During Thursday’s call, Rounds said that it was time for the U.S. to reconsider the Trans-Pacific Partnership, and urged the legislature to ratify the United States–Mexico–Canada Agreement, along with making other trade connections in Asia and Europe, so that the U.S. could negotiate with China “from a position of strength.”
Rounds did not excuse the Chinese government from its own role in the conflict, once again accusing Chinese interests of stealing American companies’ intellectual property and trade secrets.
Sombke echoed Rounds’ comments. “We all agree China has been a bad player, not just the U.S. but countries around the world,” he said.
Sombke said that an alternative way that U.S. and South Dakota farmers could build income and influence would be by finding more domestic uses for crops.
“We need to have more soybean processing here, more ethanol refineries here,” he said, citing examples of domestic crop use.
Rounds also spent some time discussing his May 16 introduction of legislation that he said would close “loopholes” in the Gun-Free School Zones Act.
“U.S. Sen. Mike Rounds (R-S.D.) today introduced the Constitutional Carry States’ Rights Act that would close a loophole in the Gun-Free School Zones Act to give law-abiding citizens in states with Constitutional carry laws the same legal authority to possess a firearm as individuals in states that require a permit to carry a concealed weapon,” his May 16 press release said.
Rounds concluded the call by speaking on the recent deployment of several U.S. warships to the Persian Gulf.

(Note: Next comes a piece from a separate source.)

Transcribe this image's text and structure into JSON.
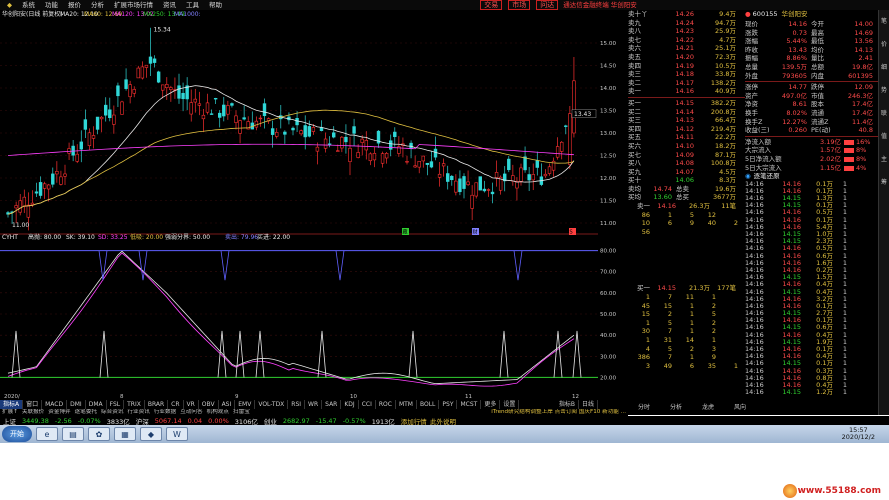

Tensions between Iran and the U.S. have grown since late 2018. It was then that Washington pulled out of a 2015 accord with Tehran and reinstated previously-lifted trade sanctions on the country over, among other issues, its alleged cyberwarfare attacks on American interests and support for Houthi rebels in Yemen. In response, Tehran announced May 8, 2019 that it would resume its production of enriched uranium unless the sanctions were once again lifted and the terms of the 2015 accord upheld.
In a comment on the warships’ deployment, Rounds said, “All we’re doing is making contingency plans, but we’re letting them know we’re not going to get caught off-guard.”